On Oct. 31, 2006, late Finance Minister Jim Flaherty proposed new rules that would eventually put an end to tax benefits from income trusts. At the time, there were upwards of 250 trusts listed on the Toronto Stock Exchange, with many offering enticing yields of 10 per cent or more. Flaherty’s move shocked investors, prompting a swift, 12 per cent selloff in the group.

At the time, the government feared a dramatic drop in tax revenue, with so many Canadian companies either converting to trusts, or mulling a switch. Royal Bank had considered doing so.
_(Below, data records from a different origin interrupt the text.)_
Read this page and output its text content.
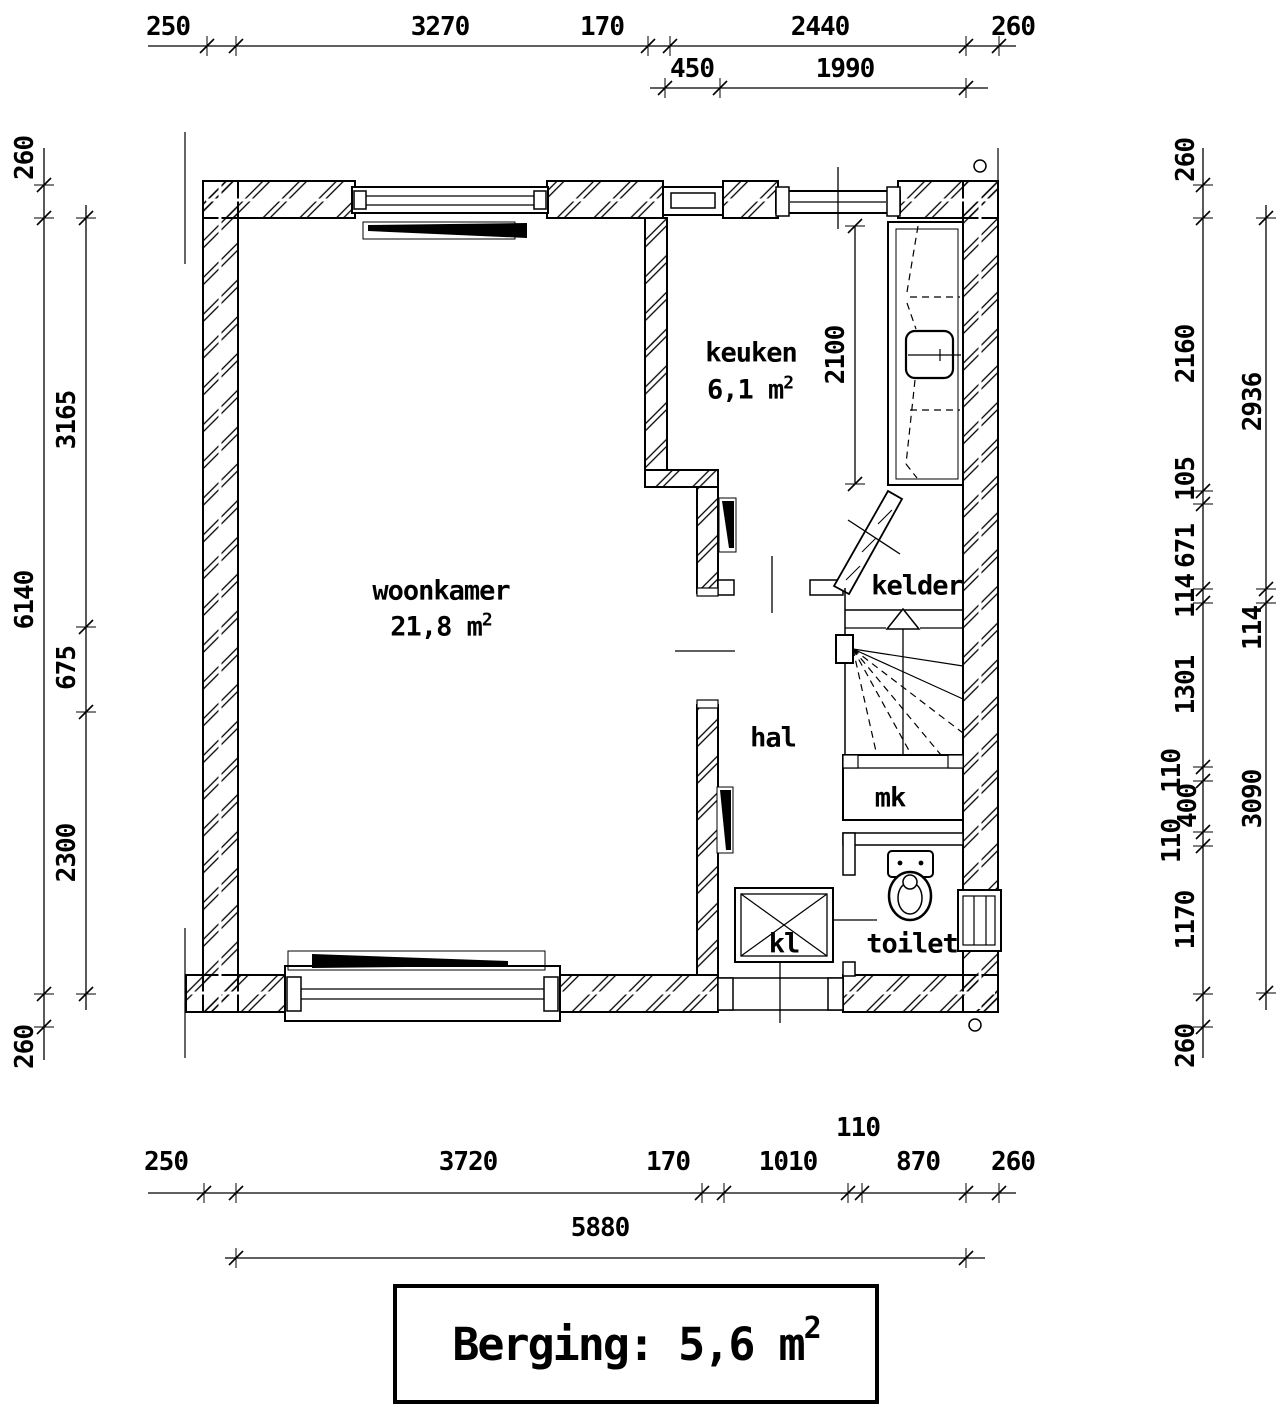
250	3270	170	2440	260
450	1990
260
6140
260
3165
675
2300
260
2160
105
671
114
1301
110
400
110
1170
260
2936
114
3090
250	3720	170	1010
110
870 260
5880
2100
woonkamer
21,8 $m^2$
keuken
6,1 $m^2$
hal
kelder
mk
kl toilet
Berging: 5,6 m 2
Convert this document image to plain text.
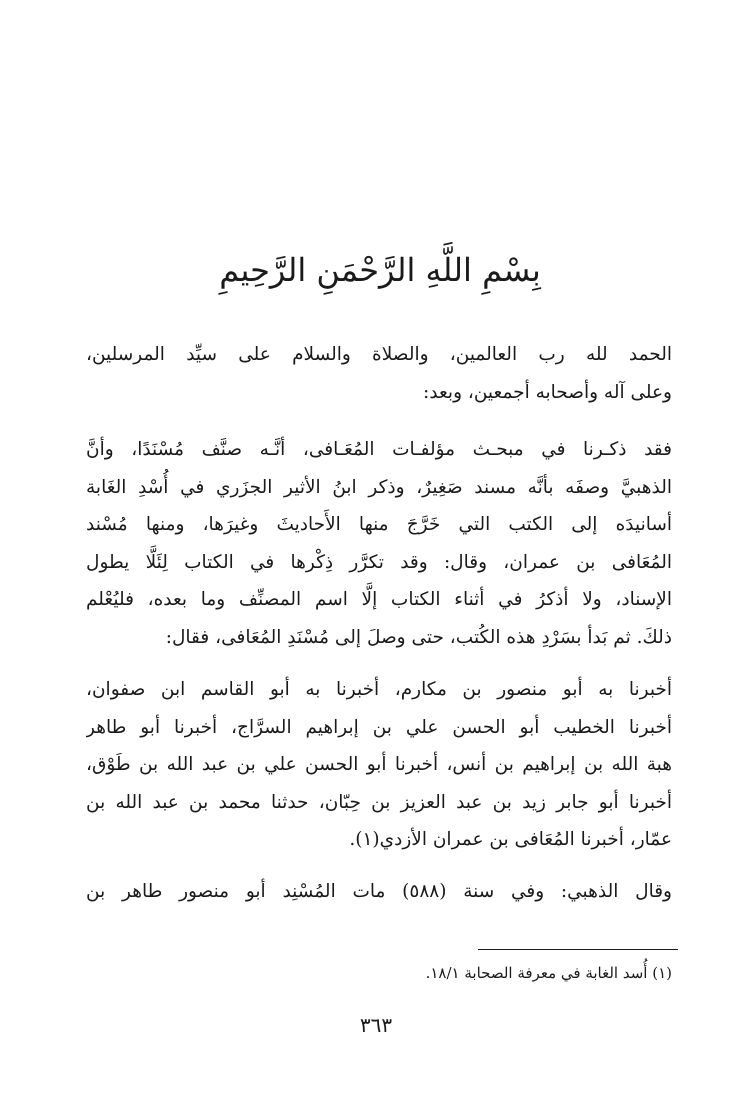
بِسْمِ اللَّهِ الرَّحْمَنِ الرَّحِيمِ
الحمد لله رب العالمين، والصلاة والسلام على سيِّد المرسلين،
وعلى آله وأصحابه أجمعين، وبعد:
فقد ذكـرنا في مبحـث مؤلفـات المُعَـافى، أنَّـه صنَّف مُسْنَدًا، وأنَّ
الذهبيَّ وصفَه بأنَّه مسند صَغِيرٌ، وذكر ابنُ الأثير الجزَري في أُسْدِ الغَابة
أسانيدَه إلى الكتب التي خَرَّجَ منها الأَحاديثَ وغيرَها، ومنها مُسْند
المُعَافى بن عمران، وقال: وقد تكرَّر ذِكْرها في الكتاب لِئَلَّا يطول
الإسناد، ولا أذكرُ في أثناء الكتاب إلَّا اسم المصنِّف وما بعده، فليُعْلم
ذلكَ. ثم بَدأ بسَرْدِ هذه الكُتب، حتى وصلَ إلى مُسْنَدِ المُعَافى، فقال:
أخبرنا به أبو منصور بن مكارم، أخبرنا به أبو القاسم ابن صفوان،
أخبرنا الخطيب أبو الحسن علي بن إبراهيم السرَّاج، أخبرنا أبو طاهر
هبة الله بن إبراهيم بن أنس، أخبرنا أبو الحسن علي بن عبد الله بن طَوْق،
أخبرنا أبو جابر زيد بن عبد العزيز بن حِبّان، حدثنا محمد بن عبد الله بن
عمّار، أخبرنا المُعَافى بن عمران الأزدي(١).
وقال الذهبي: وفي سنة (٥٨٨) مات المُسْنِد أبو منصور طاهر بن
(١) أُسد الغابة في معرفة الصحابة ١٨/١.
٣٦٣
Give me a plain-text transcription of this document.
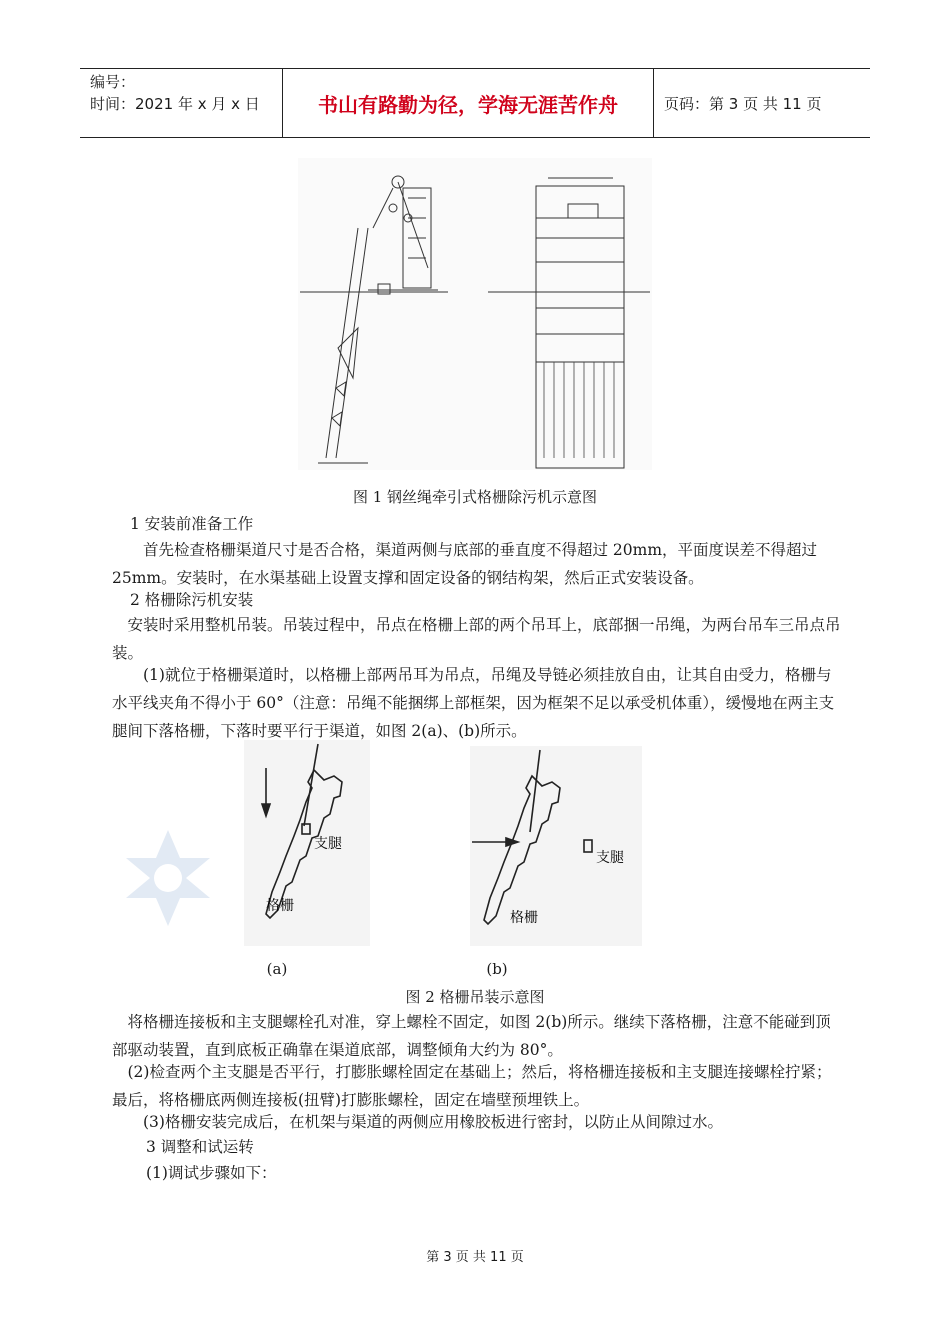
编号：
时间：2021 年 x 月 x 日	书山有路勤为径，学海无涯苦作舟	页码：第 3 页 共 11 页
图 1 钢丝绳牵引式格栅除污机示意图
1 安装前准备工作
首先检查格栅渠道尺寸是否合格，渠道两侧与底部的垂直度不得超过 20mm，平面度误差不得超过 25mm。安装时，在水渠基础上设置支撑和固定设备的钢结构架，然后正式安装设备。
2 格栅除污机安装
安装时采用整机吊装。吊装过程中，吊点在格栅上部的两个吊耳上，底部捆一吊绳，为两台吊车三吊点吊装。
(1)就位于格栅渠道时，以格栅上部两吊耳为吊点，吊绳及导链必须挂放自由，让其自由受力，格栅与水平线夹角不得小于 60°（注意：吊绳不能捆绑上部框架，因为框架不足以承受机体重），缓慢地在两主支腿间下落格栅，下落时要平行于渠道，如图 2(a)、(b)所示。
支腿
格栅
支腿
格栅
(a)	(b)
图 2 格栅吊装示意图
将格栅连接板和主支腿螺栓孔对准，穿上螺栓不固定，如图 2(b)所示。继续下落格栅，注意不能碰到顶部驱动装置，直到底板正确靠在渠道底部，调整倾角大约为 80°。
(2)检查两个主支腿是否平行，打膨胀螺栓固定在基础上；然后，将格栅连接板和主支腿连接螺栓拧紧；最后，将格栅底两侧连接板(扭臂)打膨胀螺栓，固定在墙壁预埋铁上。
(3)格栅安装完成后，在机架与渠道的两侧应用橡胶板进行密封，以防止从间隙过水。
3 调整和试运转
(1)调试步骤如下：
第 3 页 共 11 页
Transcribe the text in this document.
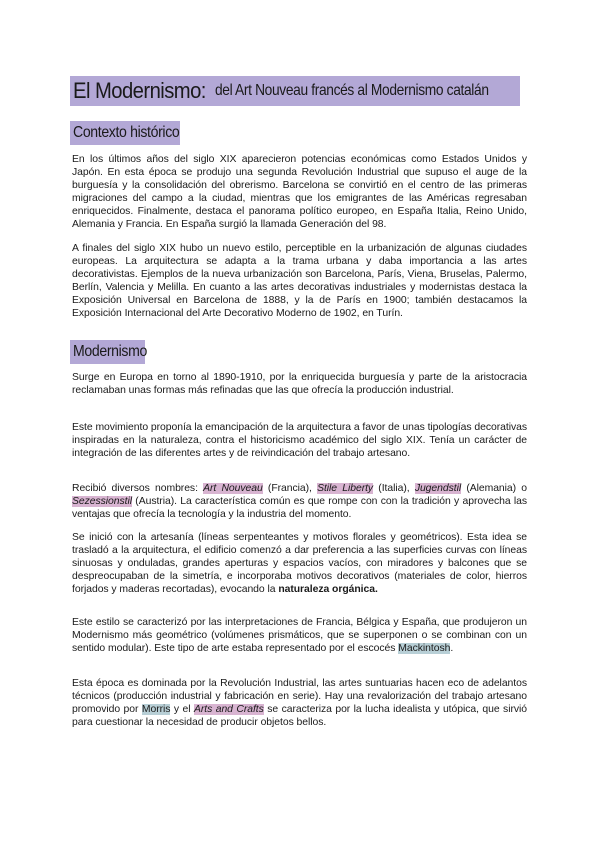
El Modernismo: del Art Nouveau francés al Modernismo catalán
Contexto histórico

En los últimos años del siglo XIX aparecieron potencias económicas como Estados Unidos y Japón. En esta época se produjo una segunda Revolución Industrial que supuso el auge de la burguesía y la consolidación del obrerismo. Barcelona se convirtió en el centro de las primeras migraciones del campo a la ciudad, mientras que los emigrantes de las Américas regresaban enriquecidos. Finalmente, destaca el panorama político europeo, en España Italia, Reino Unido, Alemania y Francia. En España surgió la llamada Generación del 98.

A finales del siglo XIX hubo un nuevo estilo, perceptible en la urbanización de algunas ciudades europeas. La arquitectura se adapta a la trama urbana y daba importancia a las artes decorativistas. Ejemplos de la nueva urbanización son Barcelona, París, Viena, Bruselas, Palermo, Berlín, Valencia y Melilla. En cuanto a las artes decorativas industriales y modernistas destaca la Exposición Universal en Barcelona de 1888, y la de París en 1900; también destacamos la Exposición Internacional del Arte Decorativo Moderno de 1902, en Turín.

Modernismo

Surge en Europa en torno al 1890-1910, por la enriquecida burguesía y parte de la aristocracia reclamaban unas formas más refinadas que las que ofrecía la producción industrial.

Este movimiento proponía la emancipación de la arquitectura a favor de unas tipologías decorativas inspiradas en la naturaleza, contra el historicismo académico del siglo XIX. Tenía un carácter de integración de las diferentes artes y de reivindicación del trabajo artesano.

Recibió diversos nombres: Art Nouveau (Francia), Stile Liberty (Italia), Jugendstil (Alemania) o Sezessionstil (Austria). La característica común es que rompe con con la tradición y aprovecha las ventajas que ofrecía la tecnología y la industria del momento.

Se inició con la artesanía (líneas serpenteantes y motivos florales y geométricos). Esta idea se trasladó a la arquitectura, el edificio comenzó a dar preferencia a las superficies curvas con líneas sinuosas y onduladas, grandes aperturas y espacios vacíos, con miradores y balcones que se despreocupaban de la simetría, e incorporaba motivos decorativos (materiales de color, hierros forjados y maderas recortadas), evocando la naturaleza orgánica.

Este estilo se caracterizó por las interpretaciones de Francia, Bélgica y España, que produjeron un Modernismo más geométrico (volúmenes prismáticos, que se superponen o se combinan con un sentido modular). Este tipo de arte estaba representado por el escocés Mackintosh.

Esta época es dominada por la Revolución Industrial, las artes suntuarias hacen eco de adelantos técnicos (producción industrial y fabricación en serie). Hay una revalorización del trabajo artesano promovido por Morris y el Arts and Crafts se caracteriza por la lucha idealista y utópica, que sirvió para cuestionar la necesidad de producir objetos bellos.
And, after the country’s two leading telcos -- BCE and Telus -- announced plans to convert, the government had had enough. 

Trusts were given five years to change their structures. By 2011, many had gone private or been acquired. Some shifted back to the traditional corporate structure, like Yellow Media and Enerplus.

But 10 years later, investors seem hungry for the kinds of yields they used to receive from trusts. Two of the best-performing groups of stocks this year are the ones with the biggest dividend yields – utilities and telecoms. Jimmy Pattison, operator of this country’s largest private company, recently noted on BNN that he’d like to see long-depressed interest rates increase since there aren’t enough Canadians who are in a position to properly save for retirement.

In March, James Scarlett, a partner with the law firm Torys, penned a piece for the Globe and Mail, in which he suggested bringing back income trusts. Scarlett said they would give Canadian investors more high-yield options "at a time when traditional retail-debt investments are producing rates of return that are low, or even negative after tax and inflation."

Scarlett argued trusts could also breathe life into Canada's all but dried up IPO market. And with billions of dollars in infrastructure spending on the way, he said it would open the door for retail investors to gain steady returns from investments more typically reserved for pension funds.